Il vit et se reproduit aux abords des tropiques, et, bien qu’on en rencontre des types isolés jusque sur les côtes de Cornwall en Europe et de Terre-Neuve en Amérique, ce n’est que par exception, et on ne les voit jamais se livrer à leurs ébats aériens en dehors des régions que nous avons signalées plus haut.
Les naturalistes ne s’accordent pas sur le caractère de leur vol. Les uns prétendent que ce n’est même pas du tout un vol, mais un bond puissant, un saut prodigieux qu’ils exécutent sous l’empire d’une folle terreur. Cette opinion prévaut encore aujourd’hui dans l’esprit du plus grand nombre, et voici la raison qu’on en donne :
Tant que le poisson est dans l’air, aucun mouvement des ailes ou nageoires pectorales n’est visible. (Ce point mérite encore confirmation.) De plus, après avoir atteint la hauteur à laquelle le porte son premier élan, il lui devient impossible de s’élever de nouveau, et il retombe plus ou moins lentement dans son véritable élément.
Ce raisonnement n’est ni très concluant ni très clair.
Le pouvoir de se maintenir dans l’air sans le mouvement des ailes appartient, c’est reconnu, à un grand nombre d’oiseaux, tels que le vautour, l’albatros, le pétrel, et bien d’autres.
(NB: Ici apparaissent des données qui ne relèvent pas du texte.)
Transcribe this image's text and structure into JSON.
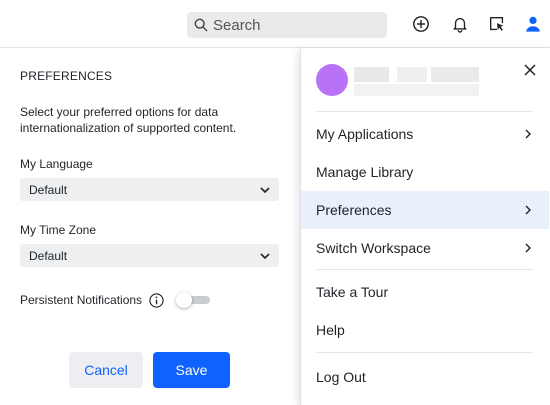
{
  "topbar": {
    "search_placeholder": "Search"
  },
  "preferences": {
    "title": "PREFERENCES",
    "description": "Select your preferred options for data internationalization of supported content.",
    "language_label": "My Language",
    "language_value": "Default",
    "timezone_label": "My Time Zone",
    "timezone_value": "Default",
    "notifications_label": "Persistent Notifications",
    "notifications_enabled": false,
    "cancel_label": "Cancel",
    "save_label": "Save"
  },
  "user_menu": {
    "items": [
      {
        "label": "My Applications",
        "has_submenu": true
      },
      {
        "label": "Manage Library",
        "has_submenu": false
      },
      {
        "label": "Preferences",
        "has_submenu": true,
        "active": true
      },
      {
        "label": "Switch Workspace",
        "has_submenu": true
      },
      {
        "label": "Take a Tour",
        "has_submenu": false
      },
      {
        "label": "Help",
        "has_submenu": false
      },
      {
        "label": "Log Out",
        "has_submenu": false
      }
    ]
  },
  "colors": {
    "accent": "#0f62fe",
    "avatar": "#b872f5",
    "active_item_bg": "#e8f0fc"
  }
}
En outre, il est difficile de concevoir un bond de vingt pieds de haut et de deux cents mètres de long, et le vol, de l’exocet a cette étendue, quand ce n’est plus.
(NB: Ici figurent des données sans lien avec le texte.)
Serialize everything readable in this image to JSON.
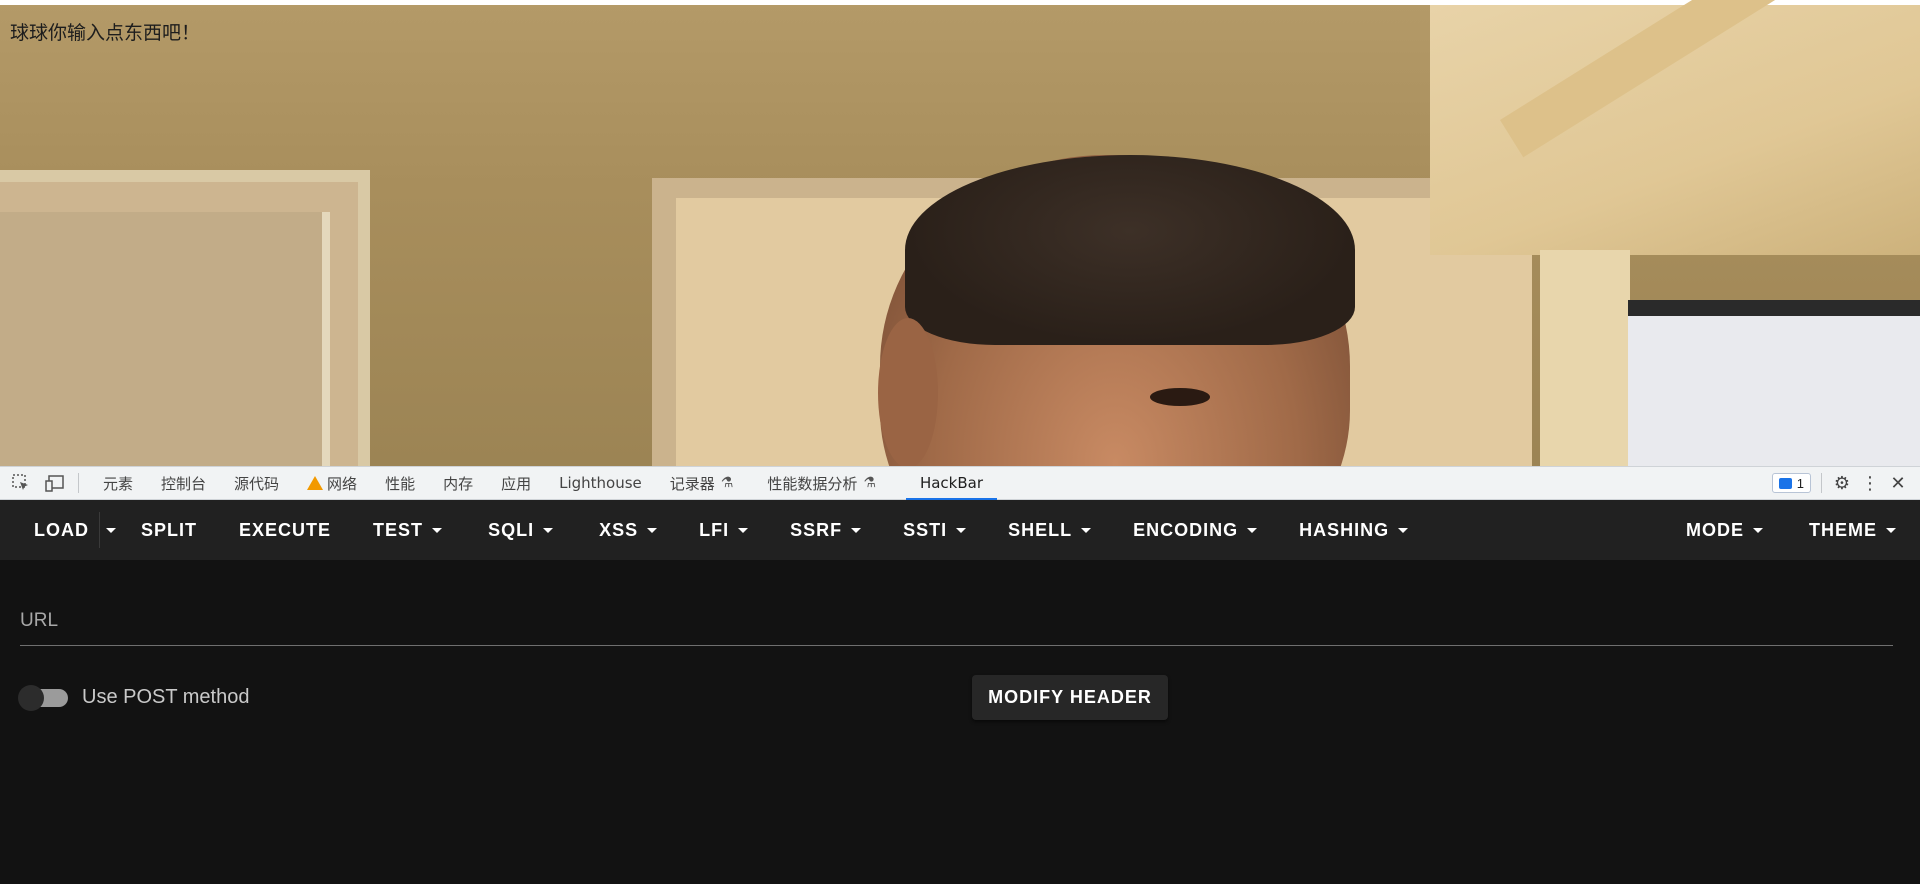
{
  "page": {
    "message": "球球你输入点东西吧！"
  },
  "devtools": {
    "tabs": [
      {
        "label": "元素"
      },
      {
        "label": "控制台"
      },
      {
        "label": "源代码"
      },
      {
        "label": "网络"
      },
      {
        "label": "性能"
      },
      {
        "label": "内存"
      },
      {
        "label": "应用"
      },
      {
        "label": "Lighthouse"
      },
      {
        "label": "记录器"
      },
      {
        "label": "性能数据分析"
      },
      {
        "label": "HackBar"
      }
    ],
    "active_tab": "HackBar",
    "issues_count": "1",
    "accent_color": "#1a73e8",
    "warning_color": "#f29900"
  },
  "hackbar": {
    "toolbar": {
      "load": "LOAD",
      "split": "SPLIT",
      "execute": "EXECUTE",
      "test": "TEST",
      "sqli": "SQLI",
      "xss": "XSS",
      "lfi": "LFI",
      "ssrf": "SSRF",
      "ssti": "SSTI",
      "shell": "SHELL",
      "encoding": "ENCODING",
      "hashing": "HASHING",
      "mode": "MODE",
      "theme": "THEME"
    },
    "url_label": "URL",
    "url_value": "",
    "post_method_label": "Use POST method",
    "post_method_enabled": false,
    "modify_header": "MODIFY HEADER",
    "background_color": "#121212",
    "toolbar_color": "#212121"
  }
}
Il est, probable que ce mouvement participe du saut et du vol ; qu’il commence par un bond hors de l’eau (tous les poissons ont la faculté : d’en sortir ainsi), et que l’impulsion une fois donnée est continuée parles nageoires étendues, agissant dans l’air comme parachutes. On sait que le poisson peut alléger de beaucoup la pesanteur spécifique de son corps par le gonflement de sa vessie natatoire, qui, lors de son parfait développement, remplit presque entièrement la cavité abdominale. Il existe, en outre, dans sa bouche une membrane qui peut être gonflée à l’aide des ouïes. Ces deux récipients sont susceptibles de contenir au besoin un volume d’air considérable, et comme le poisson a la faculté de les emplir ou de les vider à volonté, ils jouent, sans aucun doute, un rôle dans le mécanisme de ce mouvement aérien. Une chose certaine, c’est que le poisson volant tourne dans l’air et peut dévier dans sa course ; ce qui indique certainement plus que la seule puissance de sauter. En outre, ces ailes produisent un bruit perceptible au dire de gens dignes de foi, une sorte de bruissement sonore, et on les a vues s’ouvrir et se fermer dans les airs.
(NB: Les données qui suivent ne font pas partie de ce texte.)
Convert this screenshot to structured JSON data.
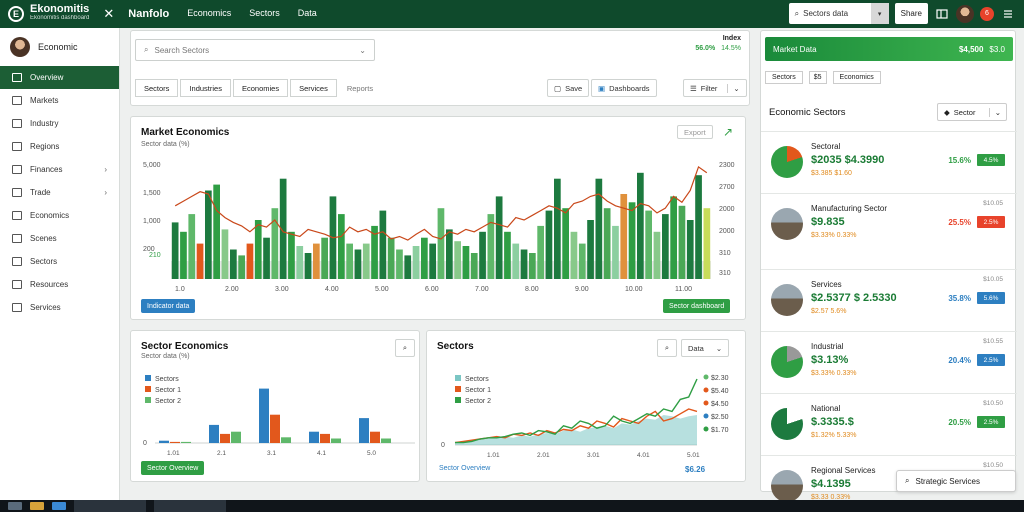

Un banc de poissons volants peut très bien être confondu au premier abord avec un vol d’oiseaux blancs ; mais leurs mouvements rapides et le scintillement de leurs écailles, surtout si le soleil les dore, détrompent vite l’observateur en lui révélant leur véritable nature.
Rien n’est aussi propre à délasser l’œil et l’esprit du voyageur fatigué de la monotonie d’une longue traversée que l’apparition de ces êtres charmants ; aussi est-elle considérée comme une fête aussi bien par le vieux loup de mer qui l’a vue dans vingt occasions différentes que par le novice qui la salue de son naïf enthousiasme pour la première fois.
Les poissons volants sont peut-être les créatures de l’Océan qui ont à redouter le plus d’ennemis. Dans leur élément, ils ont à se défendre contre les dauphins, les albicores, les bonites, etc. Ils s’élancent, comme nous l’avons vu plus haut, pour échapper à ces poursuites, et c’est le plus souvent pour tomber dans le bec des oies sauvages, des fous, des albatros et des autres tyranneaux emplumés qui écument incessamment la surface des mers.
Toutefois n’allez pas trop vous apitoyer sur le sort de ces déshérités. Ne leur concédez pas toutes vos sympathies comme à d’innocentes victimes injustement traitées. Ainsi que leur congénère le brochet, ces persécutés sont d’impitoyables persécuteurs ; et avec la voracité de poissons plus grands, ils se jettent sur tout ce qui est à leur portée et le dévorent sans témoigner plus de merci qu’ils n’ont eux-mêmes à en attendre.